Von einer Zuteilung von Aktien des übernehmenden Rechtsträgers an die Aktionäre des übertragenden Rechtsträgers „gegen“ Übertragung der Vermögensteile von übertragendem auf den übernehmenden Rechtsträger kann aber nur dann ausgegangen werden, wenn sich die Zuteilung in einem einheitlichen „zeitlichen und sachlichen Zusammenhang“ mit der Übertragung der Vermögensteile und insofern „gegen“ Vermögensübertragung vollzieht. Davon ist jedenfalls auszugehen, wenn es sich bei der Anteilszuteilung lediglich um den letzten Schritt hin zu einer bereits von Anfang an beabsichtigten und typischerweise vorher gegenüber den Aktionären bekanntgegebenen Zielstruktur handelt. Wenn eine solche zeitliche und sachliche Verklammerung gegeben ist, lässt sich der einheitlich zu betrachtende Vorgang nicht in isoliert zu betrachtende Einzelschritte zerlegen. Von einem derartig engen Zusammenhang kann jedoch beispielsweise dann nicht ausgegangen werden, wenn die Zuteilung der Aktien aufgrund von Hauptversammlungsbeschlüssen vollzogen wird, die (erst) im Anschluss an die Übertragung der Vermögensteile gefasst wurden.

75

Nach Auffassung des BFH ist für das Vorliegen wesentlicher Strukturmerkmale einer Abspaltung jedenfalls in Drittstaatenfällen nicht erforderlich, dass sich der Vermögensübergang - wie im Rahmen nationaler Spaltungsvorgänge - „kraft Gesetzesdurch „partielle Gesamtrechtsnachfolge“ vollzieht. Vielmehr ist es im Hinblick auf die Vergleichbarkeit des ausländischen (typischerweise Spin-off-)Vorganges unschädlich, wenn die Übertragung von Vermögensteilen sich im Wege einzelvertraglicher Vereinbarungen vollzieht. S. 347Denn die partielle Gesamtrechtsnachfolge, die der Erleichterung der am Abspaltungsvorgang beteiligten Rechtsträger dient, indem sie gesonderte Übertragungsakte entbehrlich macht, knüpft an nationale Voraussetzungen (Festlegung im Spaltungsvertrag bzw. Spaltungsplan, Registereintragung) an. Hielte man demnach an diesem Erfordernis unverändert fest, wäre § 20 Abs. 4a Satz 7 EStG in grenzüberschreitenden Konstellationen häufig der Anwendungsbereich entzogen.
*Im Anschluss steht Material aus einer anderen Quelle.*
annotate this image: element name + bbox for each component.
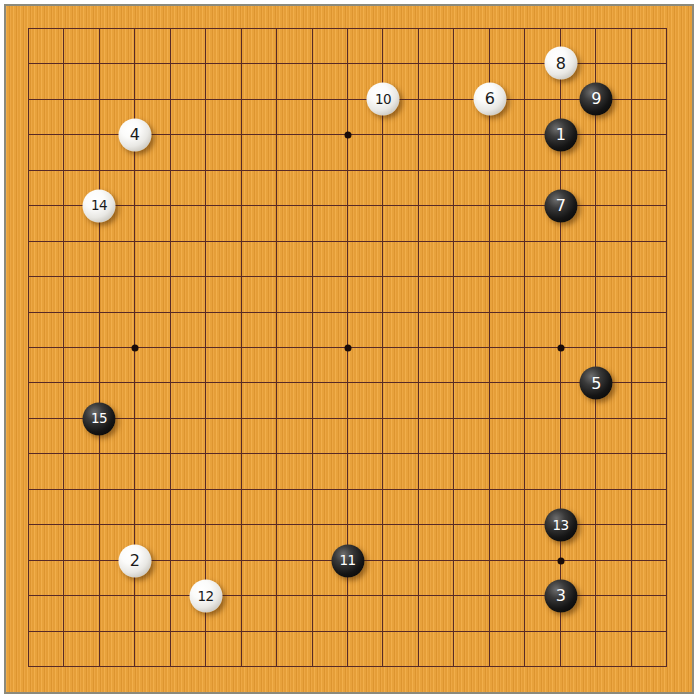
- stone-white-move-14[interactable]: 14: [82, 189, 115, 222]
- star-point: [131, 344, 138, 351]
- move-number: 13: [552, 518, 568, 532]
- page: { "game": "go", "board_size": 19, "move_…: [0, 0, 700, 700]
- stone-black-move-5[interactable]: 5: [579, 367, 612, 400]
- stone-white-move-6[interactable]: 6: [473, 82, 506, 115]
- stone-black-move-1[interactable]: 1: [544, 118, 577, 151]
- move-number: 3: [556, 588, 566, 604]
- move-number: 9: [591, 91, 601, 107]
- move-number: 14: [91, 199, 107, 213]
- star-point: [557, 344, 564, 351]
- move-number: 15: [91, 412, 107, 426]
- move-number: 10: [375, 92, 391, 106]
- move-number: 12: [197, 589, 213, 603]
- stone-white-move-2[interactable]: 2: [118, 544, 151, 577]
- stone-white-move-4[interactable]: 4: [118, 118, 151, 151]
- stones-layer: 123456789101112131415: [28, 28, 667, 667]
- stone-black-move-7[interactable]: 7: [544, 189, 577, 222]
- stone-black-move-11[interactable]: 11: [331, 544, 364, 577]
- star-point: [557, 557, 564, 564]
- move-number: 4: [130, 127, 140, 143]
- stone-black-move-3[interactable]: 3: [544, 579, 577, 612]
- move-number: 7: [556, 198, 566, 214]
- stone-black-move-9[interactable]: 9: [579, 82, 612, 115]
- move-number: 1: [556, 127, 566, 143]
- move-number: 11: [339, 554, 355, 568]
- move-number: 5: [591, 375, 601, 391]
- star-point: [344, 131, 351, 138]
- board-grid-area[interactable]: 123456789101112131415: [28, 28, 667, 667]
- move-number: 6: [485, 91, 495, 107]
- stone-white-move-8[interactable]: 8: [544, 47, 577, 80]
- stone-white-move-10[interactable]: 10: [367, 82, 400, 115]
- stone-black-move-15[interactable]: 15: [82, 402, 115, 435]
- go-board[interactable]: 123456789101112131415: [4, 4, 694, 694]
- move-number: 2: [130, 553, 140, 569]
- star-point: [344, 344, 351, 351]
- stone-white-move-12[interactable]: 12: [189, 579, 222, 612]
- stone-black-move-13[interactable]: 13: [544, 509, 577, 542]
- move-number: 8: [556, 55, 566, 71]
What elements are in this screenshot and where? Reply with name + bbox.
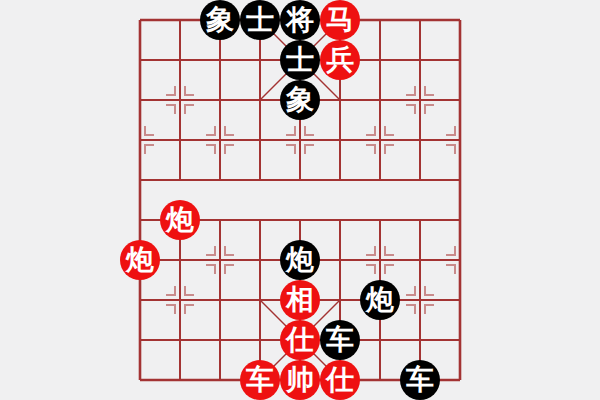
red-chariot[interactable]: 车 [240, 360, 280, 400]
board-point-0-2[interactable] [120, 80, 160, 120]
board-point-8-7[interactable] [440, 280, 480, 320]
board-point-5-5[interactable] [320, 200, 360, 240]
board-point-1-9[interactable] [160, 360, 200, 400]
board-point-8-2[interactable] [440, 80, 480, 120]
board-point-2-7[interactable] [200, 280, 240, 320]
board-point-1-0[interactable] [160, 0, 200, 40]
board-point-7-3[interactable] [400, 120, 440, 160]
board-point-1-6[interactable] [160, 240, 200, 280]
board-point-1-3[interactable] [160, 120, 200, 160]
red-advisor[interactable]: 仕 [320, 360, 360, 400]
board-point-3-6[interactable] [240, 240, 280, 280]
board-point-3-4[interactable] [240, 160, 280, 200]
board-point-7-1[interactable] [400, 40, 440, 80]
board-point-6-6[interactable] [360, 240, 400, 280]
board-point-1-7[interactable] [160, 280, 200, 320]
black-cannon[interactable]: 炮 [360, 280, 400, 320]
board-point-8-3[interactable] [440, 120, 480, 160]
board-point-1-2[interactable] [160, 80, 200, 120]
board-point-6-0[interactable] [360, 0, 400, 40]
board-point-5-4[interactable] [320, 160, 360, 200]
board-point-2-1[interactable] [200, 40, 240, 80]
red-elephant[interactable]: 相 [280, 280, 320, 320]
black-cannon[interactable]: 炮 [280, 240, 320, 280]
board-point-0-1[interactable] [120, 40, 160, 80]
board-point-7-0[interactable] [400, 0, 440, 40]
board-point-6-5[interactable] [360, 200, 400, 240]
board-point-6-9[interactable] [360, 360, 400, 400]
board-point-8-5[interactable] [440, 200, 480, 240]
board-point-3-8[interactable] [240, 320, 280, 360]
board-point-2-8[interactable] [200, 320, 240, 360]
red-soldier[interactable]: 兵 [320, 40, 360, 80]
board-point-4-4[interactable] [280, 160, 320, 200]
black-advisor[interactable]: 士 [240, 0, 280, 40]
board-point-4-3[interactable] [280, 120, 320, 160]
board-point-7-5[interactable] [400, 200, 440, 240]
board-point-1-1[interactable] [160, 40, 200, 80]
black-elephant[interactable]: 象 [280, 80, 320, 120]
board-point-6-3[interactable] [360, 120, 400, 160]
board-point-2-4[interactable] [200, 160, 240, 200]
board-point-0-7[interactable] [120, 280, 160, 320]
board-point-1-4[interactable] [160, 160, 200, 200]
board-point-7-6[interactable] [400, 240, 440, 280]
board-point-1-8[interactable] [160, 320, 200, 360]
board-point-3-7[interactable] [240, 280, 280, 320]
board-point-6-2[interactable] [360, 80, 400, 120]
board-point-8-6[interactable] [440, 240, 480, 280]
board-point-2-6[interactable] [200, 240, 240, 280]
pieces-layer: 象士将马士兵象炮炮炮相炮仕车车帅仕车 [120, 0, 480, 400]
board-point-3-5[interactable] [240, 200, 280, 240]
board-point-7-7[interactable] [400, 280, 440, 320]
black-chariot[interactable]: 车 [400, 360, 440, 400]
board-point-0-9[interactable] [120, 360, 160, 400]
red-cannon[interactable]: 炮 [160, 200, 200, 240]
board-point-5-3[interactable] [320, 120, 360, 160]
red-advisor[interactable]: 仕 [280, 320, 320, 360]
board-point-8-1[interactable] [440, 40, 480, 80]
board-point-0-8[interactable] [120, 320, 160, 360]
board-point-0-4[interactable] [120, 160, 160, 200]
board-point-8-9[interactable] [440, 360, 480, 400]
board-point-3-1[interactable] [240, 40, 280, 80]
black-advisor[interactable]: 士 [280, 40, 320, 80]
board-point-8-8[interactable] [440, 320, 480, 360]
xiangqi-board-area: 象士将马士兵象炮炮炮相炮仕车车帅仕车 [0, 0, 600, 400]
board-point-4-5[interactable] [280, 200, 320, 240]
board-point-7-4[interactable] [400, 160, 440, 200]
board-point-8-0[interactable] [440, 0, 480, 40]
board-point-7-8[interactable] [400, 320, 440, 360]
board-point-6-1[interactable] [360, 40, 400, 80]
board-point-3-3[interactable] [240, 120, 280, 160]
black-elephant[interactable]: 象 [200, 0, 240, 40]
board-point-6-4[interactable] [360, 160, 400, 200]
board-point-0-5[interactable] [120, 200, 160, 240]
red-cannon[interactable]: 炮 [120, 240, 160, 280]
red-horse[interactable]: 马 [320, 0, 360, 40]
board-point-5-2[interactable] [320, 80, 360, 120]
board-point-2-2[interactable] [200, 80, 240, 120]
board-point-8-4[interactable] [440, 160, 480, 200]
red-general[interactable]: 帅 [280, 360, 320, 400]
board-point-5-7[interactable] [320, 280, 360, 320]
board-point-3-2[interactable] [240, 80, 280, 120]
board-point-7-2[interactable] [400, 80, 440, 120]
black-chariot[interactable]: 车 [320, 320, 360, 360]
board-point-2-9[interactable] [200, 360, 240, 400]
black-general[interactable]: 将 [280, 0, 320, 40]
board-point-0-0[interactable] [120, 0, 160, 40]
board-point-5-6[interactable] [320, 240, 360, 280]
board-point-6-8[interactable] [360, 320, 400, 360]
board-point-0-3[interactable] [120, 120, 160, 160]
board-point-2-3[interactable] [200, 120, 240, 160]
board-point-2-5[interactable] [200, 200, 240, 240]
Dies würde dem Ziel der Einbeziehung ausländischer Vorgänge in den Anwendungsbereich des § 20 Abs. 4a Satz 7 EStG - der Gewährleistung der Kapitalverkehrsfreiheit nach Art. 63 AEUV - zuwiderlaufen. Offen gelassen hat der BFH indes bisher, ob für sich innerhalb der EU vollziehende Abspaltungen am Erfordernis der Gesamtrechtsnachfolge festzuhalten ist.

76

Da § 20 Abs. 4a Satz 7 EStG die Sätze 1 und 2 für entsprechend anwendbar erklärt, greift die Rechtsfolge in Gestalt der Fußstapfentheorie nur, sofern die weiteren Voraussetzungen aus § 20 Abs. 4a Satz 1 EStG, namentlich die weiterhin bestehende Steuerverstrickung bzw. die Eröffnung des Anwendungsbereichs der Fusionsrichtlinie, erfüllt sind. Antragsabhängig ist das Eingreifen der Rechtsfolgen demgegenüber - anders als im Geltungsbereich der §§ 13 und 15 UmwStG - nicht. Durch die entsprechende Anwendung von § 20 Abs. 4a Satz 1 EStG bei Abspaltungen von Körperschaften treten die Anteile an der übernehmenden Gesellschaft (nur) anteilig an die Stelle der Anteile der übertragenden Gesellschaft. Das hat zur Folge, dass die Anschaffungskosten aufzuteilen sind. Die Aufteilung richtet sich nach dem Umtauschverhältnis laut Spaltungsvertrag bzw. -plan. Sofern dieser nicht bekannt ist, ist nach Auffassung der Finanzverwaltung das rechnerische Splittingverhältnis maßgebend.